Coaching at Ormit Talent:
Insights from Pamela
A traineeship at Ormit Talent means looking in the mirror together with your coach. Why Ormit Talent? What’s the essence of coaching? What is its added value in the early years of your career? For answers, we sat down with Pamela, a management trainee, about the added value of coaching and its impact on her personal and professional development.
Reflecting on her initial challenges and the past two years, a recurring theme surfaces: overcoming imposter syndrome. A feeling she already had from the start. The news of being among the top 3% to receive a job offer felt almost unreal. She dismissed it as a mere marketing tactic, unable to believe I could be part of such a select group.
This feeling tagged along in her first assignment at BPost, about which she received warnings from others on how challenging it would be. She couldn’t believe that everyone was happy about her work.
Pamela shares: “Even when my coach insisted that my achievements were a result of my capabilities and not mere chance, I struggled to accept it. The notion that the stars had aligned, and it was merely a fortunate circumstance persisted in my mind. Perhaps it was due to the timing being less hectic, and I questioned whether it was genuinely me doing something right.”
The theme kept resurfaced in her coaching sessions, challenging her to reflect on her fears and aspirations and to question why she couldn’t accept her achievements. Even in her second assignment, this doubt persisted.
Thoughts like “What am I doing there? I’m not going to do well. Other trainees are so much better than me. Can deliver more creative projects and so on.” haunted her.
Yet, during coaching with Joke, a realization struck —there was a consistent pattern of positive feedback, so there must be some truth in it. Delving into discussions with others, Pamela grasped the sincerity behind their positive affirmations.
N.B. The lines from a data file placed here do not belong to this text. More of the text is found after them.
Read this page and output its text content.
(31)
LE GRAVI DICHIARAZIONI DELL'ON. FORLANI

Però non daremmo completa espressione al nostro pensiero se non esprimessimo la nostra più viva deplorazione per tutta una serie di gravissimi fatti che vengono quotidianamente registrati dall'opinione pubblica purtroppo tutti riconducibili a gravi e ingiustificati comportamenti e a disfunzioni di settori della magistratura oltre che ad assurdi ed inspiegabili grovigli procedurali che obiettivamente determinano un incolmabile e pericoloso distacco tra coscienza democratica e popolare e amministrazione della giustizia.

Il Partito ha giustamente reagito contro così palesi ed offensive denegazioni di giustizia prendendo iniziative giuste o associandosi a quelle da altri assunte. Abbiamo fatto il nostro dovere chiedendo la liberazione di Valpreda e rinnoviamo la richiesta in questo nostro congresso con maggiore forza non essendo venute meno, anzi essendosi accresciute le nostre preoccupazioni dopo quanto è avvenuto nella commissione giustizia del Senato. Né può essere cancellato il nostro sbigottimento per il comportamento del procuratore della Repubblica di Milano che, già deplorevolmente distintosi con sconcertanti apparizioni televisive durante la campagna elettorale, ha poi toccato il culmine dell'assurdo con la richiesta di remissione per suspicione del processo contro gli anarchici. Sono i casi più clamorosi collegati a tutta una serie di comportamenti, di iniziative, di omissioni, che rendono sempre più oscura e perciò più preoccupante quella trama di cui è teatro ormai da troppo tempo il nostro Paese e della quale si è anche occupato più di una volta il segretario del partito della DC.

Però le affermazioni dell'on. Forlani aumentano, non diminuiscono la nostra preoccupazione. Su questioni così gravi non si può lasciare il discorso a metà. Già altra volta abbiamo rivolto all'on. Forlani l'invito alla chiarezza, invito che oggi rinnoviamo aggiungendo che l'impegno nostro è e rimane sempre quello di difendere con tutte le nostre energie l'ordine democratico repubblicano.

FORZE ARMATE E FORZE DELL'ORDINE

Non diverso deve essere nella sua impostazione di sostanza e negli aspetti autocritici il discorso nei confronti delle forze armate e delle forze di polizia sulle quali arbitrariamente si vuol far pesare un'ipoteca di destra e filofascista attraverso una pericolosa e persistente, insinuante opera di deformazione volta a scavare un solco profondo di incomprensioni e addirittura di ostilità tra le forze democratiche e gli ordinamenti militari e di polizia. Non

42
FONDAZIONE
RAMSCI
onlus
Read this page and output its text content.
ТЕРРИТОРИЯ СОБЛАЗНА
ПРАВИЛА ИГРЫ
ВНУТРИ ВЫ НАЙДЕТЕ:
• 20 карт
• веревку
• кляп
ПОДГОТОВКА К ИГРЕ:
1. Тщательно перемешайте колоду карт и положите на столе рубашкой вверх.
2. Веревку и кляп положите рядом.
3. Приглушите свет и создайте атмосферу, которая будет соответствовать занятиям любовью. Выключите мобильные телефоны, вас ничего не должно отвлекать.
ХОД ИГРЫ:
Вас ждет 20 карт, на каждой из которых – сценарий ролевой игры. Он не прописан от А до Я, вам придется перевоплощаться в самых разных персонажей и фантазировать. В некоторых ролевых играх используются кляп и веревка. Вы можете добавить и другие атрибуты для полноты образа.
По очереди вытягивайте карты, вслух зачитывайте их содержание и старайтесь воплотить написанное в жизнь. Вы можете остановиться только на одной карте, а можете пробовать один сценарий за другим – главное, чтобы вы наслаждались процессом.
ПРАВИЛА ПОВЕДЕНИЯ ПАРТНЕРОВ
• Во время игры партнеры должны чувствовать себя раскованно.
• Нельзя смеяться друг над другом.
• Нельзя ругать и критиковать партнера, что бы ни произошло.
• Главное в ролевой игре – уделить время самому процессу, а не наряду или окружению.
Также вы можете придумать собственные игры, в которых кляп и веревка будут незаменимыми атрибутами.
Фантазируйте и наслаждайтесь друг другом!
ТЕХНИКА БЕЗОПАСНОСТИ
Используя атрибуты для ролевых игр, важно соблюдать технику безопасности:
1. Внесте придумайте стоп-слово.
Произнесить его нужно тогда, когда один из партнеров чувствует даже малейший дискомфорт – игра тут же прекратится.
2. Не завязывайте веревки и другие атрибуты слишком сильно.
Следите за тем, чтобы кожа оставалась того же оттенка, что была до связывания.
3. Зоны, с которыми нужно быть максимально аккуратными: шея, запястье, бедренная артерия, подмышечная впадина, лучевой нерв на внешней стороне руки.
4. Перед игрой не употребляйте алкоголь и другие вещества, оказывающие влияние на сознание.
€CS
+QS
“I believe I’m quite good at what I do and that’s why I’m also not that stressed about my next steps after this traineeship. “
Pamela’s journey, initially clouded by uncertainty, has transformed into a more confident perspective, where she recognizes her capabilities and the positive impact she can bring to companies. A pivotal factor in this transformation is the unique approach to coaching at Ormit Talent—a personal coach who accompanies you throughout your traineeship, tailoring their guidance to the specific needs of each individual.
“It also helps that you have your own coach who pays attention to details. It’s not that you have one session and then two months afterwards they completely forget about your case. They are really closely following up and it’s really nice to have that kind of attention. These sessions guided me in uncovering my path, understanding my capabilities, and addressing my weaknesses, fostering significant growth in both my professional and personal development.”
However, the story extends coaching alone. Pamela emphasizes the synergy of coaching, peer support, and the distinctive company culture.
Support of peers
Pamela crossed paths with other trainees during training. Valuable moments that helped her to normalize her feelings. “It was really helpful to hear about the struggle of other trainees. It confirms that you’re not alone and that what you are feeling is normal at the start of your career. I felt less weird.”
The company culture
Pamela highlights the significance of a transparent and honest environment, for both giving and receiving feedback. “It is something really specific to Ormit Talent because when I talk about it with others outside the company, they are always surprised about the positive interactions around feedback.”
When asked about how this safe space is created, she emphasizes it is a mix of many elements. “It is a bit like being in a bubble with people who think like you. Everyone is nice and open, making it possible to discuss things without fearing that it’s going to backfire. There is so much trust between all of us even when you don’t see them often. It’s just in the air.”
At Ormit Talent, we believe this safe space is very important to teach our trainees to speak up. Like this, we give them all the tools to give and receive feedback, so they dare to give this feedback in other environments as well. And like this, inspire them to build this safe environment to grow a feedback culture as well. This resonates with Pamela’s experiences and reflects the commitment we have to fostering an environment where open communication and trust are foundational elements.
Now, circling back to coaching (the center of this story) let’s conclude with Pamela’s insights:
Biggest advantage of coaching
at the start of your career
“The biggest advantage would be to have the chance to really step back and identify the points on which I want to work. It’s having a second brain working with you and analyzing the situation—a bit more guidance, especially in the beginning.”
A tip for new trainees
or even those considering Ormit Talent
“Be open to it. You have a lot more to gain than to lose.”
Pamela believes that it is an opportunity to embrace, definitely at the start of your career. And for those that are a bit afraid, she states:
“The coaches are really adapting to the talent in front of them. If they see that someone is really open, then they’re going to dig deeper, and if they see that someone is a bit closed, then they’re going to try to go slower. So no one’s going to force you to talk about something that you don’t want to. For me, there’s no reason to be afraid.”